El sueño de todo niño es ser jugador de fútbol, me incluyo. Desde temprana edad eres enfilado para “aprender” el deporte en una de las tantas escuelitas que se forman en los pequeños potreros y parques de la ciudad, dirigidas por un dizque entrenador, que tal vez no encontró mejor forma de diezmar su desempleo, que explotar lo poco que sabía de fútbol mirando en sus ratos libres los juegos de la tediosa Europa League.

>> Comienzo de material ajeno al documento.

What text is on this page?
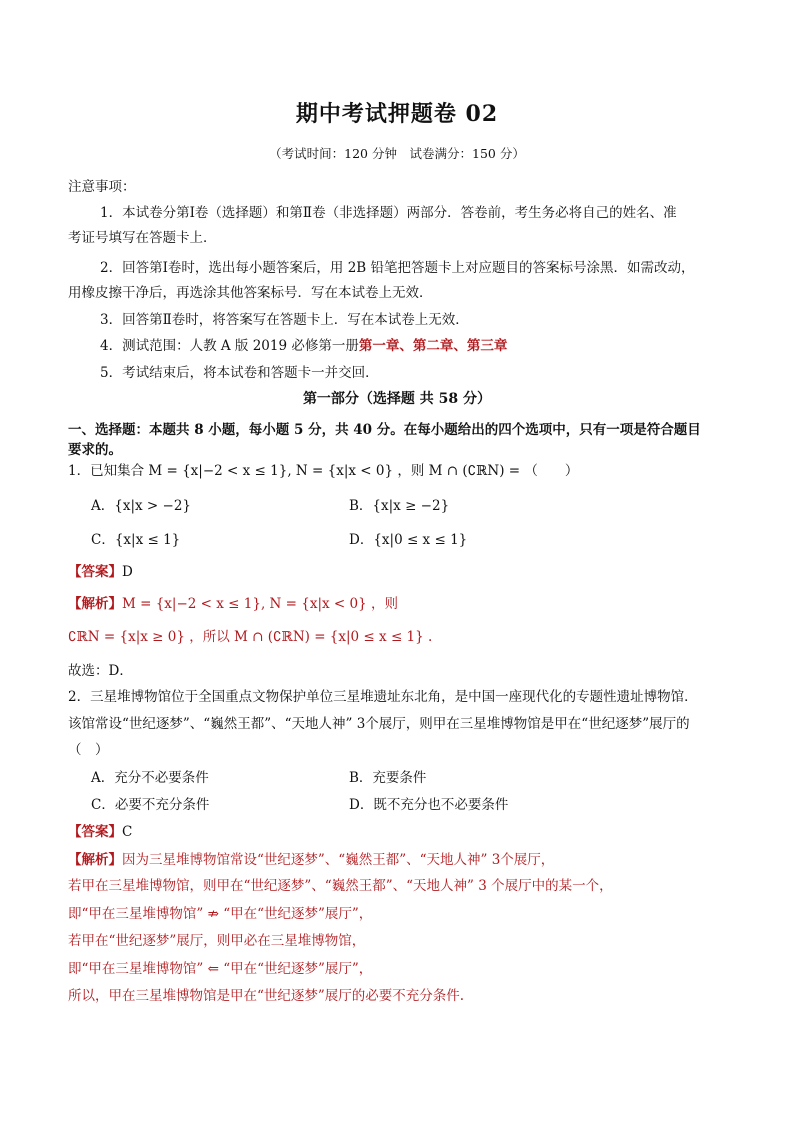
期中考试押题卷 02
（考试时间：120 分钟　试卷满分：150 分）
注意事项：
1．本试卷分第Ⅰ卷（选择题）和第Ⅱ卷（非选择题）两部分．答卷前，考生务必将自己的姓名、准
考证号填写在答题卡上．
2．回答第Ⅰ卷时，选出每小题答案后，用 2B 铅笔把答题卡上对应题目的答案标号涂黑．如需改动，
用橡皮擦干净后，再选涂其他答案标号．写在本试卷上无效．
3．回答第Ⅱ卷时，将答案写在答题卡上．写在本试卷上无效．
4．测试范围：人教 A 版 2019 必修第一册第一章、第二章、第三章
5．考试结束后，将本试卷和答题卡一并交回．
第一部分（选择题 共 58 分）
一、选择题：本题共 8 小题，每小题 5 分，共 40 分。在每小题给出的四个选项中，只有一项是符合题目
要求的。
1．已知集合 M = {x|−2 < x ≤ 1}, N = {x|x < 0} ，则 M ∩ (∁ℝN) = （　　）
A．{x|x > −2}	B．{x|x ≥ −2}
C．{x|x ≤ 1}	D．{x|0 ≤ x ≤ 1}
【答案】D
【解析】M = {x|−2 < x ≤ 1}, N = {x|x < 0} ，则
∁ℝN = {x|x ≥ 0} ，所以 M ∩ (∁ℝN) = {x|0 ≤ x ≤ 1} .
故选：D．
2．三星堆博物馆位于全国重点文物保护单位三星堆遗址东北角，是中国一座现代化的专题性遗址博物馆．
该馆常设“世纪逐梦”、“巍然王都”、“天地人神” 3个展厅，则甲在三星堆博物馆是甲在“世纪逐梦”展厅的
（　）
A．充分不必要条件	B．充要条件
C．必要不充分条件	D．既不充分也不必要条件
【答案】C
【解析】因为三星堆博物馆常设“世纪逐梦”、“巍然王都”、“天地人神” 3个展厅，
若甲在三星堆博物馆，则甲在“世纪逐梦”、“巍然王都”、“天地人神” 3 个展厅中的某一个，
即“甲在三星堆博物馆” ⇏ “甲在“世纪逐梦”展厅”，
若甲在“世纪逐梦”展厅，则甲必在三星堆博物馆，
即“甲在三星堆博物馆” ⇐ “甲在“世纪逐梦”展厅”，
所以，甲在三星堆博物馆是甲在“世纪逐梦”展厅的必要不充分条件.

Hablaba hace unos meses, tal vez un año largo ya, con un amigo que ahora vende Amway y recordaba con cierto desánimo su sueño truncado de ser fútbolista. “Miren chinitos, les voy a ser sinceros, si ustedes no han sumado siquiera un minuto en Primera B, olvídense de que a su edad puedan aspirar a jugar en un equipo como profesionales” sentenció el cazatalentos.
Nunca fui bueno para el fútbol, en algún momento de mi preadolescencia entrené en el club Semillano (ya ni existe, creo yo, dicha escuela), pues mi tía no encontró mejor pasatiempo para mis dos meses de vacaciones en Villavicencio que meterme en la dictadura de una escuela de fútbol. Prefería pasarme tumbado en el piso de la casa, soportando calores, leyendo palabras frescas en decenas de libros, porque aunque también me gustaba jugar a la pelota con los pies, odiaba la burocracia de las tácticas y los ejercicios previos para que al final solo pudieras jugar diez minutos, con el grito del entrenador en tu oreja, apagando toda llama de rebeldía para salir de tu posición y tratar de hacer un gol.
Es a eso a donde quería llegar, muerto ya el escritor Galeano, no creo que haya otro como él para defender la pecosa, y le entiendo cada una de sus palabras cuando a pura prosa demandaba que regresara el fútbol de antes. No tuve la fortuna de verlo, me tengo que conformar con mirar cada vez que se puede (y lo repiten) el 5-0 de Colombia a Argentina, disfrutar el enfado mudo del narrador argentino ante la llamarada amarilla de genialidad que hasta ese momento se veía poco. Ya la pelota no es acariciada como antes, permanece más quieta que en su estado natural: resbalando por la red, se convirtió en la piedra de tropiezo y a la vez en el superávit de las empresas que gobiernan la cancha, así traten de disimular en algunos casos sus verdaderas intenciones con la naturaleza “sin ánimo de lucro”.
Ya los jugadores, como cualquier otro empleado del común, deben cumplir con unas metas y unos resultados productivos, igual que vender seguros o tarjetas de crédito. A ellos se les mide con goles y atajadas, quites en muchos casos, entradas con fuerza y todo lo que han querido meter en la cuadrícula de la estadística para evaluarlos. No creo que haya otra profesión, a mi manera de ver, en donde se utilice el reciclaje como en el fútbol. Ahí lo que estorba en unos clubes es utilizado por otros, y eso también incluye al jefe inmediato de los once empleados, el siempre chivo expiatorio director técnico.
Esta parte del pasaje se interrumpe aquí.